Bab 8 dari bagian ini mendiskusikan tentang dilema orang Papua dalam konteks tata kelola pemerintahan dan pembangunan yang terhegemoni oleh negara. Kenyataan bahwa orang Papua adalah manusia yang terbuka yang mempunyai perilaku dan budaya yang longgar, maka hal ini memudahkan bagi orang Papua pada umumnya untuk mengambil alih unsur-unsur kebudayaan lain dan menyatukannya dengan kebudayaannya sendiri tanpa memikirkan untuk mengintegrasikannya dengan unsur-unsur yang sudah ada dalam kebudayaannya, secara menyeluruh. Mereka adalah improvisator kebudayaan. Dalam bentuk perwajahan inilah, Orang Papua yang berhakekat terbuka dipaksa untuk memahami negara yang tampil pada format pengaturan pusat maupun format pengaturan di daerah. Lebih dari itu, proses membangun pemahaman dan pembayangan negara oleh Orang Papua justru kerap terjebak dalam wilayah konfliktual yang memacu kompetisi antara nalar reproduksi legitimasi, nalar akumulasi keuntungan, dan nalar perlindungan atas hak-hak dasar. Pada titik ini, Orang Papua yang berealitas sebagai manusia terbuka kerap gagal untuk membangun pembayangan atas negara sebagi arena dan lingkungan ekonomi politik yang melingkupi pilihan aktivitasnya.

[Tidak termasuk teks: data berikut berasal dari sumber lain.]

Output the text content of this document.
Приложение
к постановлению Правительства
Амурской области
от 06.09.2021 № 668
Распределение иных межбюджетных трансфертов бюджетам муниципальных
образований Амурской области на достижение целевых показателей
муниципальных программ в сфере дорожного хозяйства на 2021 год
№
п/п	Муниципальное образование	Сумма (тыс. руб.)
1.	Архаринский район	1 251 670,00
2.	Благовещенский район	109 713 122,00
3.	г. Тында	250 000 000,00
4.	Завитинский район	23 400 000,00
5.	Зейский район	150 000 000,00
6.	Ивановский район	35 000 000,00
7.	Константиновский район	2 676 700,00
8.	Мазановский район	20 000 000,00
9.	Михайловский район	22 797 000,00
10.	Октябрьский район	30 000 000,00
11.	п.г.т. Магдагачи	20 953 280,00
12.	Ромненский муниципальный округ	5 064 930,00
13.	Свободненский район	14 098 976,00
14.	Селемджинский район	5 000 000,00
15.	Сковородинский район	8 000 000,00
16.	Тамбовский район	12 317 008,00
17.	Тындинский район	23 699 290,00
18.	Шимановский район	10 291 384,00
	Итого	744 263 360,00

Implikasi krusial dari kebijakan negaranisasi yang memarginalkan pemaknaan identitas dan eksistensi Orang Papua adalah munculnya gerakan pemikiran subaltern pada Orang Papua. Sebagai sebuah realitas terbuka, Orang Papua senantiasa membangun dialektika pemaknaan dengan lingkungannya. Manakala dialektika justru menjebak Orang Papua dalam konstruksi pembentukan pemaknaan, maka gerakan subaltern dijadikan sebagai pilihan untuk merespons kehadiran Negara. Oleh karena itu, dengan melihat fakta bahwa kehidupan Orang Papua senantiasai dibelenggu oleh dilema-dilema baik yang bermukim di ranah ekonomi politik maupun yang bermukim dalam ranah sosio kultural, maka perlu diciptakan sebuah titik equilibrium yang memberikan jaminan keseimbangan untuk meretas setiap dilema yang dihasilkan oleh lingkungan ekonomi politik dan lingkungan sosial kultural. Di titik ini, Orang Papua akan terjebak pada situasi ketidakberdayaan yang akhirnya melahirkan realitas baru dalam diri Orang Papua.